Em 2024 tive contato com as coordenadoras do recém inaugurado projeto Casa Seva em São Paulo, um dos poucos voltados para a sustentabilidade no circuito de artes. Em conversa com Carolina Pileggi, ela falou da intenção de destinar um percentual das vendas das obras para plantar árvores, de usar somente embalagem biodegradáveis ou reutilizáveis para o transporte das obras e papel semente para imprimir o texto curatorial. Estes dois exemplos são duas das inúmeras maneiras do circuito de artes se envolver com questões sociais e a crise climática. Independente da quantidade de impacto positivo que isso irá gerar, o circuito de arte é um grande influenciador e precisa dar bons exemplos que possam ser seguidos por outros setores.
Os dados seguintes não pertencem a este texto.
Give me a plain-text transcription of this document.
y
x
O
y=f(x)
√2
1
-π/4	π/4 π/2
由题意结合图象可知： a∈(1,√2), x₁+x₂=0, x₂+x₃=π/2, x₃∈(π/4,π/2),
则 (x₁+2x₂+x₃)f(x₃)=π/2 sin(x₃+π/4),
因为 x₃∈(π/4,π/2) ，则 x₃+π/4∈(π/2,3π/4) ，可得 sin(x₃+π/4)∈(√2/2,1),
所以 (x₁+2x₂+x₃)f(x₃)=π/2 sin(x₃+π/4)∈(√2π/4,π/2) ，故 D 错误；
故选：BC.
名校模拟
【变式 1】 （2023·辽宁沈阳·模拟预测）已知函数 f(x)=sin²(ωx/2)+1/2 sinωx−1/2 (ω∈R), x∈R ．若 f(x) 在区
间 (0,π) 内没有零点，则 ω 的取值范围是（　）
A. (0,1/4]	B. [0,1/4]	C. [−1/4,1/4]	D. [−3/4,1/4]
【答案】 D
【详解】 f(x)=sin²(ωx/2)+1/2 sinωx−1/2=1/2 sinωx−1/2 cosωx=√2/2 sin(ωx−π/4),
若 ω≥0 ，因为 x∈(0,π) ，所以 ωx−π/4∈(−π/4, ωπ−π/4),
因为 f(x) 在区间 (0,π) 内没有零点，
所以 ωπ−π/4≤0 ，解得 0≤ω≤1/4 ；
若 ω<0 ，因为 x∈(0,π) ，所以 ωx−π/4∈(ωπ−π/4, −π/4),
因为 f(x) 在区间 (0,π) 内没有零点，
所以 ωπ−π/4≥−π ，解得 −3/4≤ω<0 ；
Voltando aos aprendizados que tive com as falhas do sistema da Bolsa de Valores Éticos do Banco do Afeto. Ao final, concluí que as empresas e pessoas privadas já pagam impostos (ou deveriam pagar) e, no caso, eu estava inventando um imposto extra. Algum tempo depois (2023), em Minas Gerais comecei a estudar com a Patrícia Rodrigues o sistema da lei Rouanet, junto com a conformação da VAV daquele momento – Acauã Ferreira, Leticia Mattoso, Joana Caetano, Rita Fonseca e Regina Vassimon. Neste momento, entendi que a lei Rouanet é um sistema muito parecido com o que eu pretendia “inventar”: um percentual do imposto de renda que a empresa deveria pagar para o governo pode ser destinado a projetos sociais, que são aprovados pelo Ministério da Cultura através da lei Rouanet. 
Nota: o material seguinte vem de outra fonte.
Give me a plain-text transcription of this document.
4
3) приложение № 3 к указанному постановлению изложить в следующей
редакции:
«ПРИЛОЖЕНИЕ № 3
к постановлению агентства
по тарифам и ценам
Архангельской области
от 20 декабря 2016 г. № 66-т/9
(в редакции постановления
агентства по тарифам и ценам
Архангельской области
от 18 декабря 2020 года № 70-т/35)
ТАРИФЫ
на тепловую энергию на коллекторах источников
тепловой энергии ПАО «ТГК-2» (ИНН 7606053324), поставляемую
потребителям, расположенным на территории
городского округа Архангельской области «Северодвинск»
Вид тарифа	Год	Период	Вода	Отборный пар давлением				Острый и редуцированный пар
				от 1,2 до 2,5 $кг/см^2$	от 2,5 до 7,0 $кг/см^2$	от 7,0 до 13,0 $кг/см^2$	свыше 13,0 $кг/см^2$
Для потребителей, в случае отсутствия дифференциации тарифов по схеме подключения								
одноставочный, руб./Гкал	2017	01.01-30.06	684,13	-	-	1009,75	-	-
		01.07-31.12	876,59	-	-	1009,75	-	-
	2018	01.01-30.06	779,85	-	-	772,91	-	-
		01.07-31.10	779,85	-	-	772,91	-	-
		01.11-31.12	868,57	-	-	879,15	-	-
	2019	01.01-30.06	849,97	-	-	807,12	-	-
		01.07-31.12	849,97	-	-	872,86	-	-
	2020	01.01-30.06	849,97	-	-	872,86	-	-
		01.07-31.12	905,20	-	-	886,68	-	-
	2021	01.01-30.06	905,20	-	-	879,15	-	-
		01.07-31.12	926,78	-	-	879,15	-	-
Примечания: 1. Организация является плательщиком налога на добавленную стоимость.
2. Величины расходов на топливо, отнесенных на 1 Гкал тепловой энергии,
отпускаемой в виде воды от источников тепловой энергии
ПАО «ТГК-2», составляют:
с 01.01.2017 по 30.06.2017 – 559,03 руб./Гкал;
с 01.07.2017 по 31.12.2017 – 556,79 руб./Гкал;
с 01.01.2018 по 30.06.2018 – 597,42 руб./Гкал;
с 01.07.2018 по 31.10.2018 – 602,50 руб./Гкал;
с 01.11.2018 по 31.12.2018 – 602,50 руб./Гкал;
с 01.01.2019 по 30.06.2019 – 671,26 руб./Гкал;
Ou seja, neste caso não é um valor extra que a empresa ou a pessoa física pagam e no final todos saem ganhando: o governo que não precisa executar o projeto social, o projeto social que recebe patrocínio e a empresa que faz propaganda sem perder nada além do que já deveria pagar de imposto. Entretanto, não é fácil aprovar um projeto na lei Rouanet, são infinitas burocracias, orçamentos detalhados, planilhas, documentos, descrições minuciosas, enquadramento dos projetos em formatos específicos, etc. Todo este processo faz com que a lei acabe sendo voltada para pessoas hiper especializadas, se tornando elitista. Muito se discute sobre a desburocratização do sistema sem perder seu rigor em fiscalizar as entregas para que a Lei se torne mais acessível para pequenos projetos periféricos.

A parceria do poder público com a iniciativa privada e os projetos sociais já é, na prática, o que se espera de uma sociedade democrática. Entretanto, não podemos esquecer que as empresas têm interesses políticos e comerciais e isso acaba também por interferir nos projetos que ela patrocina. Voltamos, então, às questões do coletivo palestino “The Question of Funding” presentes no capítulo 2 do livro 1:  

“Como a cultura representa as estruturas de poder político? Resiste-lhes?  Como é que os produtores culturais se transformaram em empregados dentro destas estruturas? Como é que podemos politizar a relação entre o indivíduo e a instituição?”